The fiscal exposure is difficult to quantify because the city itself has not tracked it. City Communications Coordinator Dana Larsen confirmed that Storm Lake lacks a comprehensive accounting of total abatement value granted under the older ordinance, leaving both the council and the public without a clear picture of how much has already been foregone.

Axis Properties' investment model adds another dimension. The Orange City firm structures its multi-family developments as 10-plus-year investor syndications with Axis as managing partner, a structure it used on the 64-unit CenterView Apartments in Sioux Center. If the Storm Lake project follows the same model, a 10-year, 100% abatement would provide a near-complete tax holiday across the entire core investment period, with full property-tax obligations potentially vesting just as the investor group considers an exit.

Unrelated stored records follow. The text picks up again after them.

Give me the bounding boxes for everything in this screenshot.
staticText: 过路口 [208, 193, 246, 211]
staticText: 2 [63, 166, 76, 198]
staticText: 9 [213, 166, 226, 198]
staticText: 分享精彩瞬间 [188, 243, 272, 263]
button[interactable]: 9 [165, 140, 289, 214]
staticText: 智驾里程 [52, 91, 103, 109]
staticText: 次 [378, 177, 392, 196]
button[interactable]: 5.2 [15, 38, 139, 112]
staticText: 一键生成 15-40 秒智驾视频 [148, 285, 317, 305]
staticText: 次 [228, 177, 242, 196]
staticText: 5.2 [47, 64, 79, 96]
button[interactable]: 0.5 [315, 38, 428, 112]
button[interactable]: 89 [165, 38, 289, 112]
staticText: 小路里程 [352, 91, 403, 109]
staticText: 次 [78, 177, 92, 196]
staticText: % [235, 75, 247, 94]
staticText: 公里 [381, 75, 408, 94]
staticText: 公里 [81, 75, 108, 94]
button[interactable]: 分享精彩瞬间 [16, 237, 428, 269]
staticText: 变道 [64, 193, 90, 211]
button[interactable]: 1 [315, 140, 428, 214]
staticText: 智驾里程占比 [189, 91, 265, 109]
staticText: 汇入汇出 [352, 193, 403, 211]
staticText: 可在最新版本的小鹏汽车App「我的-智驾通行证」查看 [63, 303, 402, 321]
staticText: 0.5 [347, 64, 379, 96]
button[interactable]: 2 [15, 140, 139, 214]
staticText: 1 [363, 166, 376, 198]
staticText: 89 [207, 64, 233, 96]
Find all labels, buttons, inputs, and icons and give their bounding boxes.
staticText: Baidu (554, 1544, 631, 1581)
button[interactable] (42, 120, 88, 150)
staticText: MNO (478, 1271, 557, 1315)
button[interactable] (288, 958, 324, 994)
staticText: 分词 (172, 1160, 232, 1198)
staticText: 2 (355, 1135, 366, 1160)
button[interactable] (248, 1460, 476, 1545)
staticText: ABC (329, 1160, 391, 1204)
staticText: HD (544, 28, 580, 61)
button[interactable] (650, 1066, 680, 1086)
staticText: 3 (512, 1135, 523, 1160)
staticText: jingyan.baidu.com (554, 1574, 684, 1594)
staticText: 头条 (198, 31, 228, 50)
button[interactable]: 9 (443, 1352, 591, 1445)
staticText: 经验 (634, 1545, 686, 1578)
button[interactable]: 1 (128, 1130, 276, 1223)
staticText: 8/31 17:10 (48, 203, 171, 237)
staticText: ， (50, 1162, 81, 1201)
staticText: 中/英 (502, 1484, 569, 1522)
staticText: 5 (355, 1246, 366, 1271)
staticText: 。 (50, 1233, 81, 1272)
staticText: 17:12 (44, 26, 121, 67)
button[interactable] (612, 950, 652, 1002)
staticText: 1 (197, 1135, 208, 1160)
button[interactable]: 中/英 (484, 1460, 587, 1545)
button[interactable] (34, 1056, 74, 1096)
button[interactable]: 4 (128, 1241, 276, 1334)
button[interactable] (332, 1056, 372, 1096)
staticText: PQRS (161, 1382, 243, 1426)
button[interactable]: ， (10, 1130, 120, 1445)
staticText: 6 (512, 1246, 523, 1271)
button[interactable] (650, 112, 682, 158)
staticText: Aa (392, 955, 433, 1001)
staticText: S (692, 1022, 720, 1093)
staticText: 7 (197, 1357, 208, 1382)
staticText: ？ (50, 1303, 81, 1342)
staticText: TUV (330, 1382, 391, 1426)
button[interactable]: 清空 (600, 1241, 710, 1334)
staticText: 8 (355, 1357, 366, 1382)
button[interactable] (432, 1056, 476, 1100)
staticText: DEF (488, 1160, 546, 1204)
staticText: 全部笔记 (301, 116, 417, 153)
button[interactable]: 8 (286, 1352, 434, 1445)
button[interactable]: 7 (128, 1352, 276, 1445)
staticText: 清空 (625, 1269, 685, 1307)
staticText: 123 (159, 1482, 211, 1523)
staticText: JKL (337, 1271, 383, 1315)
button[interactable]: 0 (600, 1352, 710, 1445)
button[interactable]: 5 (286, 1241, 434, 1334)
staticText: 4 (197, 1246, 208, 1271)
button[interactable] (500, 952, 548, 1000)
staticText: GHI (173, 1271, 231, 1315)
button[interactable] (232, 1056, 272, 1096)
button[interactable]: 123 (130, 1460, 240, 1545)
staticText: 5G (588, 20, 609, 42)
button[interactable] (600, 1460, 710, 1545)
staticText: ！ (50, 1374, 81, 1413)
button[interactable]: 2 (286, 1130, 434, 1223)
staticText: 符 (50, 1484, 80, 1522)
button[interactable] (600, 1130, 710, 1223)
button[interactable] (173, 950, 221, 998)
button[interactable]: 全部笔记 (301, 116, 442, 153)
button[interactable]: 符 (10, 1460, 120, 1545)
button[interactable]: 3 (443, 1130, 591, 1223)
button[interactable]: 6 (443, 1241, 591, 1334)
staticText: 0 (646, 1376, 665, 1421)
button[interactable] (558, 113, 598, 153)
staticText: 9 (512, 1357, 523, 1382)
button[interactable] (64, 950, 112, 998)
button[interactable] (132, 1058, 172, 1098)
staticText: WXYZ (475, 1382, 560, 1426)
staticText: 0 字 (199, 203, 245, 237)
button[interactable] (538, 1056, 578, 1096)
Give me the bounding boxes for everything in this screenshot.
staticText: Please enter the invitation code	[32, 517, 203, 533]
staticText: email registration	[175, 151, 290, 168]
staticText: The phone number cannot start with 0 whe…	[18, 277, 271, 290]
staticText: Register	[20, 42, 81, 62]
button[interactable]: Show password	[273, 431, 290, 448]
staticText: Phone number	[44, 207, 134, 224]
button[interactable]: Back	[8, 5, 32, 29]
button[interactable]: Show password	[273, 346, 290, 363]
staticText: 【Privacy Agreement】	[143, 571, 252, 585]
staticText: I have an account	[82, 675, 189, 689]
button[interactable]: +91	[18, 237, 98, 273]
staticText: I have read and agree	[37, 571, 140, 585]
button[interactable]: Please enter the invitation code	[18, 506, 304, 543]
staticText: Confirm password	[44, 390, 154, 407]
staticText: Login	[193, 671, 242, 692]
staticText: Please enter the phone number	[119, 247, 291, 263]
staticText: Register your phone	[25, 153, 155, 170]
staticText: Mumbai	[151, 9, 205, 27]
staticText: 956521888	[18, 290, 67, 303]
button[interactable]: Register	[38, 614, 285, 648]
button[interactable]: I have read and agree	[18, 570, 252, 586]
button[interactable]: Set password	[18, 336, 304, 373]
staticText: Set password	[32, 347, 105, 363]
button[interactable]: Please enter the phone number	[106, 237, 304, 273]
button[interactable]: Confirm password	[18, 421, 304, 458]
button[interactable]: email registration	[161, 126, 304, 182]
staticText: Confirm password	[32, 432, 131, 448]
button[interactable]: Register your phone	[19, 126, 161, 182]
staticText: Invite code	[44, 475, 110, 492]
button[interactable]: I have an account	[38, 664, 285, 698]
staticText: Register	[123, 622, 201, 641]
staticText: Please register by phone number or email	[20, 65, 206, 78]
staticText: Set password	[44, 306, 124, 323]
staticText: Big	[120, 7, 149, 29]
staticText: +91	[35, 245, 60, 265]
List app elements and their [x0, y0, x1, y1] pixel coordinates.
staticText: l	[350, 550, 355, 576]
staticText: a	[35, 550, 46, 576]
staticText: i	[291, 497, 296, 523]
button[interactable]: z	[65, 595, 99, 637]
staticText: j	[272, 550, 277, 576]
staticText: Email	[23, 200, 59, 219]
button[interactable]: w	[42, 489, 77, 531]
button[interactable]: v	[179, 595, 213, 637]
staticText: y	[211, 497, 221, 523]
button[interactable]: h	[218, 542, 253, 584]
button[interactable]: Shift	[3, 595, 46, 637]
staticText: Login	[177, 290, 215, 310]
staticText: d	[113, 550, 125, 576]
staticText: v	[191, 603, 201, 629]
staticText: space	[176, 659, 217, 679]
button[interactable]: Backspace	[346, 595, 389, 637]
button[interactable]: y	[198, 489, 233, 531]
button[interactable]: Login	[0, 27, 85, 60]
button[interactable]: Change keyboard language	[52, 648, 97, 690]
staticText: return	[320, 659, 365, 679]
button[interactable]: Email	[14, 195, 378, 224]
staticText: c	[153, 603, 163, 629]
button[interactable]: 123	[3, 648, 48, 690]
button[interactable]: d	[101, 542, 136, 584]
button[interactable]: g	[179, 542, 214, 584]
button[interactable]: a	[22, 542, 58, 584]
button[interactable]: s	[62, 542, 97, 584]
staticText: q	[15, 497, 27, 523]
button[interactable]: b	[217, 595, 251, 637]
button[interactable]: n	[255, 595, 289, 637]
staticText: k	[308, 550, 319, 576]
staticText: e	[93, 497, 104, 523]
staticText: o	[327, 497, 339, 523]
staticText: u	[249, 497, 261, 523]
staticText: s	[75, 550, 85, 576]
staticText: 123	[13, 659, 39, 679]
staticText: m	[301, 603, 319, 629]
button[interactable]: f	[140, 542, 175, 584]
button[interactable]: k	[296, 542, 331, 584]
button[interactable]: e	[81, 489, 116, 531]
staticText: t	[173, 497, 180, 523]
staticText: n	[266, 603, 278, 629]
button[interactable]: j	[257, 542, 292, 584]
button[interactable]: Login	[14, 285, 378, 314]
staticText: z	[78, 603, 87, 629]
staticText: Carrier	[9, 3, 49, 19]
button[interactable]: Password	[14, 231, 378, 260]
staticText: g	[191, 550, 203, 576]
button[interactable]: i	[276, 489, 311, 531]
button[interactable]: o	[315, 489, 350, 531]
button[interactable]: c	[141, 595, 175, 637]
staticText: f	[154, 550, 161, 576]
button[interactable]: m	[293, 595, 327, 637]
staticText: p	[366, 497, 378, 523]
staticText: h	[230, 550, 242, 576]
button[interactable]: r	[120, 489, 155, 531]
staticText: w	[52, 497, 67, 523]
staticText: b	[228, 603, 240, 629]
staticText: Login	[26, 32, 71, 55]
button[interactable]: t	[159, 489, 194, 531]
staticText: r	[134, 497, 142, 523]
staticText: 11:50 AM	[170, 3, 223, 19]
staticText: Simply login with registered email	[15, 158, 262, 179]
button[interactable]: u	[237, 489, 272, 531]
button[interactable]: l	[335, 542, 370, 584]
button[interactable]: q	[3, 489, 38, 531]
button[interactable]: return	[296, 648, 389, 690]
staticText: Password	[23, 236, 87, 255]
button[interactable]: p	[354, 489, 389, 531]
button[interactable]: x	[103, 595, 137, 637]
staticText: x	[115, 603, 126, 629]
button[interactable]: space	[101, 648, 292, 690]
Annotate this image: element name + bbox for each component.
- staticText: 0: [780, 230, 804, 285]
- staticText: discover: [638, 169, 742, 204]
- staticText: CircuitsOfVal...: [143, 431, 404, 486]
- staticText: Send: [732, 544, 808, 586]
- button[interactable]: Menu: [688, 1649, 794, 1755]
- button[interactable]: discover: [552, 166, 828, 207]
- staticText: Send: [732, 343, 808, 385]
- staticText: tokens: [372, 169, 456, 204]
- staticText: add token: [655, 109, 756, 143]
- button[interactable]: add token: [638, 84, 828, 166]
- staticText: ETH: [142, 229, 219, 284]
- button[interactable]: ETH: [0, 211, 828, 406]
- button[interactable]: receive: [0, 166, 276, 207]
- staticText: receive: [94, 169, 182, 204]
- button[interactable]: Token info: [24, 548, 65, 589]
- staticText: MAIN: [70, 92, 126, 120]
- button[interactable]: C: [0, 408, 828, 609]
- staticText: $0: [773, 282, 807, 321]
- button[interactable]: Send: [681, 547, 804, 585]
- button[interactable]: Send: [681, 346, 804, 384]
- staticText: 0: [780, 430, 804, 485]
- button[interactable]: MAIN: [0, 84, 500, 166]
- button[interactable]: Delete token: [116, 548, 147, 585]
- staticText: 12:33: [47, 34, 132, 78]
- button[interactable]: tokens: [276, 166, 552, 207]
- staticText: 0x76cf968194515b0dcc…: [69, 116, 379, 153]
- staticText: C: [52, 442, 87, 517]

The Iowa League of Cities describes Urban Revitalization Act abatements as tools to incentivize investment "that might not otherwise occur." But with no new apartment product in Storm Lake since 2013, a verified 1,450-unit demand shortfall, and sustained population growth, Orth-Nebbitt and others argue the market conditions here may be sufficient to attract investment without maximum-duration relief.

Under Chapter 404, the council has legal authority to revise or sunset the older ordinance without state approval. Whether it exercises that authority before Axis Properties formally requests an abatement is the pivotal question as the project advances to final ordinance adoption, development agreement negotiations, and any required public hearings on tax incentives.